The compliance costs will also have a negative impact on companies operating in sectors where lead-free alternative products are available (e.g., ceramic frit, alloys, crystalline glass). Although it is not possible to quantify this impact, those enterprises competing with lead-free products will be less cost competitive, particularly under option 4, since they would bear high compliance costs.

Revising downward the existing limit value for lead would increase harmonisation across the EU, as Member States can only adopt limit values equal or lower than the EU one. This would have a positive impact on the level playing field for companies across the internal market. Under option 3 or option 4 almost all Member States would have the same limit value. 81  Medium and large companies with facilities across the EU could in particular benefit from the regulatory simplification arising from this increased harmonisation.

Diisocyanates

Under all policy options, the total costs over 40 years for companies would not represent a significant share of their total turnover.

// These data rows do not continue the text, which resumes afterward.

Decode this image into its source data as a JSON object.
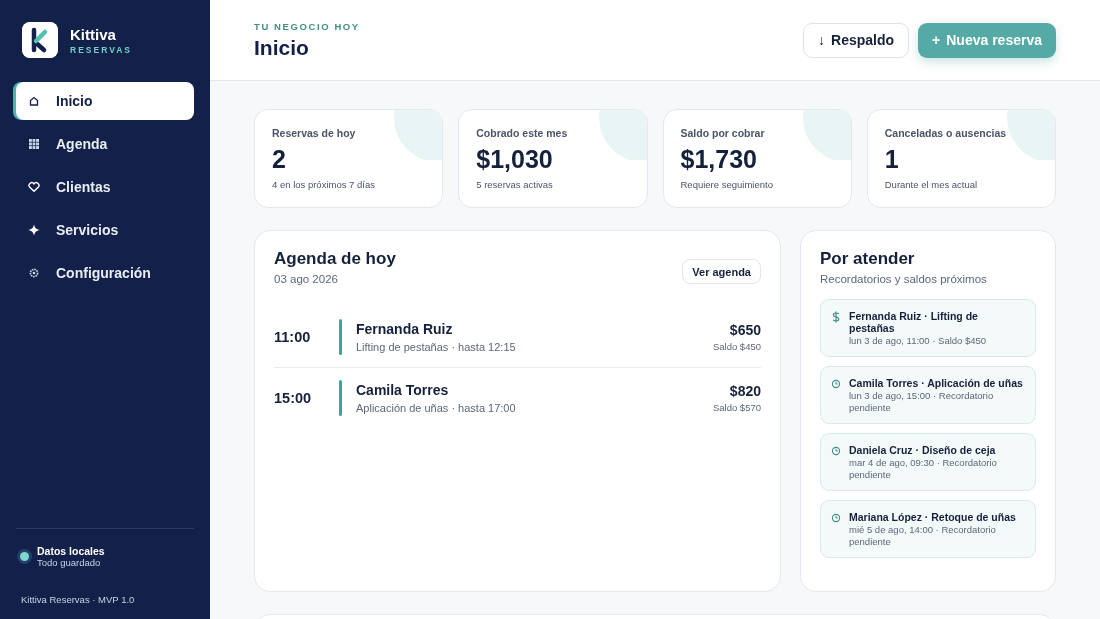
{
  "brand": {
    "name": "Kittiva",
    "subtitle": "RESERVAS"
  },
  "nav": [
    {
      "kind": "home",
      "label": "Inicio",
      "selected": true
    },
    {
      "kind": "grid",
      "label": "Agenda",
      "selected": false
    },
    {
      "kind": "heart",
      "label": "Clientas",
      "selected": false
    },
    {
      "kind": "sparkle",
      "label": "Servicios",
      "selected": false
    },
    {
      "kind": "gear",
      "label": "Configuración",
      "selected": false
    }
  ],
  "sync": {
    "title": "Datos locales",
    "subtitle": "Todo guardado",
    "color": "#7fd8d0"
  },
  "version": "Kittiva Reservas · MVP 1.0",
  "header": {
    "eyebrow": "TU NEGOCIO HOY",
    "title": "Inicio",
    "buttons": [
      {
        "kind": "secondary",
        "icon": "↓",
        "label": "Respaldo"
      },
      {
        "kind": "primary",
        "icon": "+",
        "label": "Nueva reserva"
      }
    ]
  },
  "stats": [
    {
      "label": "Reservas de hoy",
      "value": "2",
      "note": "4 en los próximos 7 días"
    },
    {
      "label": "Cobrado este mes",
      "value": "$1,030",
      "note": "5 reservas activas"
    },
    {
      "label": "Saldo por cobrar",
      "value": "$1,730",
      "note": "Requiere seguimiento"
    },
    {
      "label": "Canceladas o ausencias",
      "value": "1",
      "note": "Durante el mes actual"
    }
  ],
  "agenda": {
    "title": "Agenda de hoy",
    "date": "03 ago 2026",
    "button": "Ver agenda",
    "items": [
      {
        "time": "11:00",
        "client": "Fernanda Ruiz",
        "detail": "Lifting de pestañas · hasta 12:15",
        "price": "$650",
        "balance": "Saldo $450"
      },
      {
        "time": "15:00",
        "client": "Camila Torres",
        "detail": "Aplicación de uñas · hasta 17:00",
        "price": "$820",
        "balance": "Saldo $570"
      }
    ]
  },
  "pending": {
    "title": "Por atender",
    "subtitle": "Recordatorios y saldos próximos",
    "items": [
      {
        "kind": "balance",
        "title": "Fernanda Ruiz · Lifting de pestañas",
        "detail": "lun 3 de ago, 11:00 · Saldo $450"
      },
      {
        "kind": "reminder",
        "title": "Camila Torres · Aplicación de uñas",
        "detail": "lun 3 de ago, 15:00 · Recordatorio pendiente"
      },
      {
        "kind": "reminder",
        "title": "Daniela Cruz · Diseño de ceja",
        "detail": "mar 4 de ago, 09:30 · Recordatorio pendiente"
      },
      {
        "kind": "reminder",
        "title": "Mariana López · Retoque de uñas",
        "detail": "mié 5 de ago, 14:00 · Recordatorio pendiente"
      }
    ]
  }
}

Only small companies active in the repairs, apparel, vehicle repair, specialised construction and textile sectors would have to dedicate between 0.1% and 0.2% of their turnover to comply with an OEL (and its associated STEL) set at the level of option 4, which remains relatively bearable. Therefore, the impact on companies using diisocyanates compared to the others not using them in a same sector should be very limited.

About 50 companies (mainly small enterprises) active in textiles and apparel sectors would close down under option 4. They represent only 0.03% of the market for the two sectors (0.5% when considering only companies with workers exposed to diisocyanates) and therefore no significant impact on competition within the single market is expected. The other two options would not have any impact on competition.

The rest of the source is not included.